Laura walked beside me, her blue eyes gleaming under the streetlights. “It’s all in place. Doors are set to lock once we’re in. Windows barred. Roof clear. The exits are sealed except for the one we choose.”
I nodded, heart hammering steady and hard. “Good.”
Rafe’s hand brushed against mine as we approached the side street. He didn’t take it. Just enough contact to let me know he was here.
We moved like smoke through the shadows, down the block, past the last streetlamp, until the building loomed in front of us.
My pulse was thunder in my chest. My mouth was dry.
I looked at him. The man who used to be just like them. A monster in a tailored suit. He could have been on my list once.
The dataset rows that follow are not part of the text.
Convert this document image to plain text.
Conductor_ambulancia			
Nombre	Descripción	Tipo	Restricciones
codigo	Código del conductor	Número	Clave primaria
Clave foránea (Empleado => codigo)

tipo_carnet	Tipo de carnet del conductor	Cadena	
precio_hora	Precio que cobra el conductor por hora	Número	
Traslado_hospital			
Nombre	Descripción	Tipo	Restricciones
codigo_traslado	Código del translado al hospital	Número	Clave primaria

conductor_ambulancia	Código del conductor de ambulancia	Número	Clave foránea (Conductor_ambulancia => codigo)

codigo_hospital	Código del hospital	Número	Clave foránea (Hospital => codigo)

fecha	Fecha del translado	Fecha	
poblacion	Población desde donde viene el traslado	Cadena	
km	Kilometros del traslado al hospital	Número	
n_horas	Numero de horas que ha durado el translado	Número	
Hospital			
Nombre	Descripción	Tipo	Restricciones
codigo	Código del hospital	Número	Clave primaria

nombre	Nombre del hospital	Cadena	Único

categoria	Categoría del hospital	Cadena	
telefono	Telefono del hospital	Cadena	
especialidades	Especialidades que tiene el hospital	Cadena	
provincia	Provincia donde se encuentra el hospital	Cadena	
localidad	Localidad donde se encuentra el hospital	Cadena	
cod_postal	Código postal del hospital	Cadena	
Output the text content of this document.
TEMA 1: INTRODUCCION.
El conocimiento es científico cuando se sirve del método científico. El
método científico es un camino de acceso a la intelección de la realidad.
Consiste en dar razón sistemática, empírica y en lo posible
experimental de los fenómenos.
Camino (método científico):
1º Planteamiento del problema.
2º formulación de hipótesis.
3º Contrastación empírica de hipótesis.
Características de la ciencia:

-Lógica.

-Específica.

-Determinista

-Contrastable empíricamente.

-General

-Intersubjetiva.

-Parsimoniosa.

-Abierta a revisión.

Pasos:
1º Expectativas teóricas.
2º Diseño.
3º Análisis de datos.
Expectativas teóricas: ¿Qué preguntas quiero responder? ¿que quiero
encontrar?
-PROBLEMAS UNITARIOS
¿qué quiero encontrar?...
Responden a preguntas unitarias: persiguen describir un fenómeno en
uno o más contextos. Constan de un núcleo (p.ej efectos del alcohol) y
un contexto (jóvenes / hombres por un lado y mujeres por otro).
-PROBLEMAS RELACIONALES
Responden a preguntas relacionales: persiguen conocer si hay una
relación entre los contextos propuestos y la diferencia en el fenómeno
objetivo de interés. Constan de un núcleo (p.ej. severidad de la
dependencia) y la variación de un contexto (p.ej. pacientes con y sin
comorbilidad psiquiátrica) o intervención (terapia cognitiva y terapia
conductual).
A memory hit me uninvited–his furious yet dead eyes the night he proved to me he was truly a villain.
But now, he wasn’t one of them. Not anymore.
He’d burned every bridge. Bled for me. Killed for me. Nearly died for me.
So I would do this for him.
I’d do it for every scream I choked down. Every bruise. Every memory that clawed through my sleep.
Tonight, we would become monsters again.
***
The surveillance room was dimly lit, illuminated only by the glow of the monitors. Nico hunched over the keyboard, his tattooed fingers flying. One by one, the feeds came online. Every angle of the ballroom. High ceilings, arched windows, velvet drapes. A scene that tried to look dignified but stank of rot.
I leaned closer to the screen, watching the predators gather. Familiar faces. Men who had built empires from the bones of others. They greeted each other with tight handshakes and fake laughter, whiskey glasses already in hand, their suits sharp and spotless. They had no idea.
They were waiting for Varga.
I smiled to myself.
They’d never see him again.
Because I shot the fucker in the face.
Rafe stood behind me, arms folded across his chest, silent but coiled. There was a tension in the room that pressed against my chest. Every breath I took felt like it echoed.
To our right, Kieran adjusted his earpiece, nodding to Laura who was relaying final confirmations. “Perimeter sealed,” she said, her voice calm. “No exits unless we give the go.”
“Underground’s blocked,” Kieran added. “Snipers ready on signal both inside and out in the unlikely event anyone gets past us.”
Every thread of the plan was tightening. It was happening. Now. My heart thrashed against my ribs. Not from fear, but from fury. From anticipation.
I’d been hunted. Used.Hurt.
But tonight, I was the one stepping into the light with a match in my hand.
“They look relaxed,” Nico muttered, tapping a button. One screen zoomed in. A man who had trafficked girls younger than me. Another who funded militias in exchange for oil. A third who had smiled while watching Waylon leash me like a dog.
“How much longer?” I asked, voice flat.
“Three minutes until we’re scheduled to ‘arrive,’” Nico replied. “But they’re all here. It’s your call.”